Created attachment 1221296 [details] vdsm and engine logs Description of problem: Using refresh capabilities on host raises Java exception on the engine. Version-Release number of selected component (if applicable): 3.6.10-0.1.el6 How reproducible: 100% Steps to Reproduce: 1. Try to use refresh capabilities on the host. 2. HOST status set to non-operational. Actual results: Host is non-operational. Expected results: Host should be operational. Additional info: engine.log: [org.ovirt.engine.core.bll.hostdev.RefreshHostDevicesCommand] (org.ovirt.thread.pool-6-thread-43) [66790887] Exception: java.lang.RuntimeException: Failed managing transaction
In our case, the ovirtmgmt network is out of sync so it's non-operational and after sync the network and refresh capabilities the host is still in non-operational even after the network should be sync. We get the same NPE when we do refresh capabilities on a host with UP state.
Not sure I follow the exact steps to reproduce, as according to your comment they also require network manipulations. Can you specify the steps to reproduce?
Hi Oved, Unfortunately, we do not have the exact steps for reproducing it on a clean environment. This issue is currently reproducible only on this environment. This host is used for running automated tests for different testing areas (storage, network, infra, ...), and it is very to track what exactly went wrong by looking at the trace logs. I can provide access to the environment, it might help us to locate in the source. Send me mail or IRC message and I will provide you the details. Thanks, Mor Kalfon
Just to add to the previous message, it is reproducible on all the hosts on this environment.
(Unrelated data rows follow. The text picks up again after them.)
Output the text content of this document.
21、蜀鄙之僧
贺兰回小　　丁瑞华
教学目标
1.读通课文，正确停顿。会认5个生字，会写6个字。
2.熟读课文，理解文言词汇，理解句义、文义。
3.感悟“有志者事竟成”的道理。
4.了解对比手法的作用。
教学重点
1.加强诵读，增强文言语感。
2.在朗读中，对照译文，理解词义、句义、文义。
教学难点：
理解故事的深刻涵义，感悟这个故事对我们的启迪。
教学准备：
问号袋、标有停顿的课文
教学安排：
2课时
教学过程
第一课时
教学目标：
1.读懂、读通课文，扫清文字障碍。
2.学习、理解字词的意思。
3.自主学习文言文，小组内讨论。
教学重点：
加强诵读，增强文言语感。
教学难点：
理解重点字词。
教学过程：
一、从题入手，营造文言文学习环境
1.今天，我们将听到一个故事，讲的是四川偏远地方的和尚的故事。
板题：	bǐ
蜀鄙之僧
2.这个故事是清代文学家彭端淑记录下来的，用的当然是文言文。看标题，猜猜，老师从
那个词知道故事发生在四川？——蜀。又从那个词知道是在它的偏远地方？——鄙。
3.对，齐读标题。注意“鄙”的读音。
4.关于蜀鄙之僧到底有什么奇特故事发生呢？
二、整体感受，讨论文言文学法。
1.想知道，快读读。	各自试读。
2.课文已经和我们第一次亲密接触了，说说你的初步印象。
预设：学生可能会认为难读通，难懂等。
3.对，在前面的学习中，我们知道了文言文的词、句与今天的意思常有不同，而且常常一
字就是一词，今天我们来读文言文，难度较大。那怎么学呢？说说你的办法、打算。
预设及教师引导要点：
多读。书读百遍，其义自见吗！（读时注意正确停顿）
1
Thanks. Martin - can you assign someone to investigate?
There's an exception in RefreshHostDeviceCommand. Because this failure cause transaction timeout more information can probably been found in server.log. Tomas, could you please take a look as this a Virt team part?
This is a duplicate of https://bugzilla.redhat.com/show_bug.cgi?id=1315100 The issue was that the engine does not handle properly the situation when the VDSM returns the tree of host devices in an inconstant way. It most often happens as a consequence of https://bugzilla.redhat.com/show_bug.cgi?id=1306333 but does not have to. You could try to workaround the issue by restarting libvirtd on the host where the refresh dont work. *** This bug has been marked as a duplicate of bug 1315100 ***
(In reply to Tomas Jelinek from comment #7) > This is a duplicate of https://bugzilla.redhat.com/show_bug.cgi?id=1315100 > The issue was that the engine does not handle properly the situation when > the VDSM returns the tree of host devices in an inconstant way. > > It most often happens as a consequence of > https://bugzilla.redhat.com/show_bug.cgi?id=1306333 but does not have to. > You could try to workaround the issue by restarting libvirtd on the host > where the refresh dont work. > > *** This bug has been marked as a duplicate of bug 1315100 *** Tomas, this BZ was submitted against 3.6.z while the duplicated issue is only fixing 4.0.z. I'm re-opening for now so we won't lose the tracking. Feel free to close it in case you prefer to clone the other BZ to 3.6.z.
Ah, right, I have not explained this in the previous comment. The thing is that this is not a regression, this bug was always there, just does not happen all the time. It happens only when hitting a related libvirt bug: https://bugzilla.redhat.com/show_bug.cgi?id=1306333 It can be walked around by restarting libvirt on the affected host and the refresh caps should pass. Does this un-block the automation?
automation means that the bug was found in automation and not automation blocker.
OK, let me rephrase the question: does restarting libvirt on the affected host solve the issue?
Hi Tomas, I tried to restart libvirtd and it solves the problem.